I waited until Holt nodded before I reached for my clothes. This experience put a whole new meaning to the concept of being exposed in front of your enemies. I’d always thought it referred to a feeling, not literally standing naked in a cold room while someone pointed a gun at you.
I dressed hurriedly, not even caring how scared or desperate it made me look. I was both of those things. And tired. I just wanted to go to sleep and forget the past twenty-four hours had ever happened.
Except for the kissing parts.
“Maybe someone misplaced it,” Xander offered.
Holt didn’t look convinced. He looked downright scary. “I’ll be transferring the rest of the finished prototypes to my personal safe,” he said. “Just to remove the temptation. Trust me when I say we’ll find it.” He took a step away, facing the door. Almost as if he didn’t care.
I wasn’t fooled.
He turned back. “I don’t need to tell you what will happen if it turns up with your things.” Without warning, Holt fired a shot between my feet. I jumped, and the bullet ricocheted, lodging into the wooden door to the lab. Holt looked at it, apparently unconcerned that he could have shot one of his own people or even himself. He really was unhinged. I was shaken, but I didn’t cry, so I deserved kudos for that at least.
Holt’s smile was slow and calculating as he took in my reaction. Finally, he handed the gun back to Xander.
“ That is how you deliver a threat. As my daughter, you’ll need to learn a few things if I’m going to keep you around.”

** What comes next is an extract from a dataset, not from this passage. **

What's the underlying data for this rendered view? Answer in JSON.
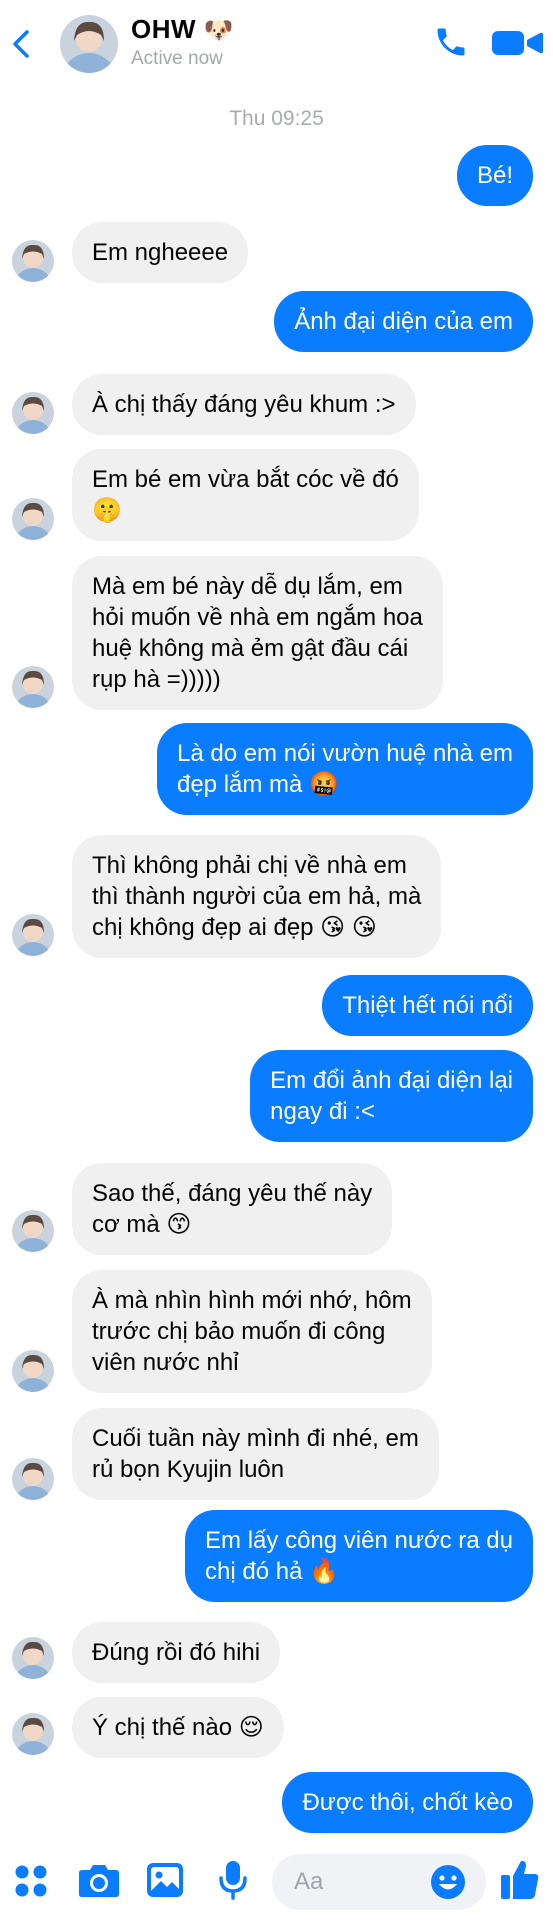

If . That was an unpleasant thought. I really was running out of time and options to get Chan out of here. I may have been born into this mess of a family, but Chan didn’t deserve this. It was my fault that he was here, and I still needed to find a way to get him out of it.

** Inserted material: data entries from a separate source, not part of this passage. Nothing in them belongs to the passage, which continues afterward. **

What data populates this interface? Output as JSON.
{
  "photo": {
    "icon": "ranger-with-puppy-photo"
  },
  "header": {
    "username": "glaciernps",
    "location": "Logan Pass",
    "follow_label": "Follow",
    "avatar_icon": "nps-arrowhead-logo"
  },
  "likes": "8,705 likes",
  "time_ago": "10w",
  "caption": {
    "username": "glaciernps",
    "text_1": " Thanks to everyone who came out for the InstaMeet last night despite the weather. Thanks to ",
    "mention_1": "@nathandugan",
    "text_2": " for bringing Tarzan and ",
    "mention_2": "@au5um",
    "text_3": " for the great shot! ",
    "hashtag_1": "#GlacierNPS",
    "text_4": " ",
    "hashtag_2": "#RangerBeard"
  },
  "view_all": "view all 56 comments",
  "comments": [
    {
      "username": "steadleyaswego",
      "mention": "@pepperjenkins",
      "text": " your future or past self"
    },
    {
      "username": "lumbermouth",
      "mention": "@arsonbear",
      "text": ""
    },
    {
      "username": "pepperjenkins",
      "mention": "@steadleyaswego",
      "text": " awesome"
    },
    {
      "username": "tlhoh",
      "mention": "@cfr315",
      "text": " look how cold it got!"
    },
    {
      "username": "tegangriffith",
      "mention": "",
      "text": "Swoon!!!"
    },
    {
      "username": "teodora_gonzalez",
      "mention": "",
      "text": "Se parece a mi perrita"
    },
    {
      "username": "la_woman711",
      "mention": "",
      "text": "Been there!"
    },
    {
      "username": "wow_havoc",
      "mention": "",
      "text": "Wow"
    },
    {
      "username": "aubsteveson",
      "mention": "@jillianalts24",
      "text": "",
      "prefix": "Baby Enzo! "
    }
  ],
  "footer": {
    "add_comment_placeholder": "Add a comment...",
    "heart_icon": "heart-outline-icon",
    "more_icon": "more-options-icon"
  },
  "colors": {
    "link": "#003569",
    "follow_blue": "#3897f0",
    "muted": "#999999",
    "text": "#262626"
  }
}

I shook my head. “You and I both know you don’t really want me here,” I said. “Let’s face it, having a daughter isn’t really conducive to the lifestyle of a major crime boss. But I don’t want to die either, so maybe we could work out some kind of arrangement.” I held my hands out in a pleading gesture. “You can keep your secrets. I don’t need to know what you’re doing down here, and if you don’t tell me, we can do a type of…” I searched my brain for the right word. “Like a split custody arrangement between the tunnels and the real world.”

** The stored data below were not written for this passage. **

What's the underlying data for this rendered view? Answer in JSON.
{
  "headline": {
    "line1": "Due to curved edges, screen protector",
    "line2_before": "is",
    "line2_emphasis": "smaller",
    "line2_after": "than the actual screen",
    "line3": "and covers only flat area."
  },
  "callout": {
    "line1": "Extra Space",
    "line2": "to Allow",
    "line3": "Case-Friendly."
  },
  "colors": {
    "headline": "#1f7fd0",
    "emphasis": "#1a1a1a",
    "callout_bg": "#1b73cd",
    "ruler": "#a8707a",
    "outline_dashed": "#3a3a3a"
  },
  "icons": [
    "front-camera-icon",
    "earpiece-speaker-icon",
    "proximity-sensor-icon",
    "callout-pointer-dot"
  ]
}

Holt raised his eyebrow, but before he could cut me off, I kept talking. “You let me return to my life on the surface every once in a while like Persephone in the Greek myths. Away from all the cameras and guns. I’d still visit you on the weekends, or holidays or something. I’d even keep your location a secret from the authorities.”
Yeah, no promises there. In fact, that was probably the line that got Holt to genuinely smile for the first time in his life. Maybe I had a career in stand-up after all.
“Nice try.” He laughed once, then turned like he was going to leave the room.
I should have left things at that.
I should have let him walk away.
Chan saw my intake of breath and placed a hand on my arm. But I shook him off. Because it didn’t matter whether he was a spy or not—he didn’t know my father any better than I did. We were all guessing here. And I was trying to help Chan too, and my opportunity was about to pass us by.
“You could try being a little less controlling, you know,” I said.
Holt whirled and stepped forward until he was only a few inches from my face.
“You want to see what a controlling father is like?” He was no longer smiling. Or yelling like when he’d first entered the room. He’d gone cold and hard, his eyes narrowing to slits as if he was preparing for battle. The change was disconcerting, and I felt a prickle of dread snake its way up my spine.
“I let you explore the tunnels before, even visit the cafeteria with an escort. But now?” Holt turned to Xander, his expression cold as he issued his command. “Take them back to their room. And this time, they stay there. Indefinitely.”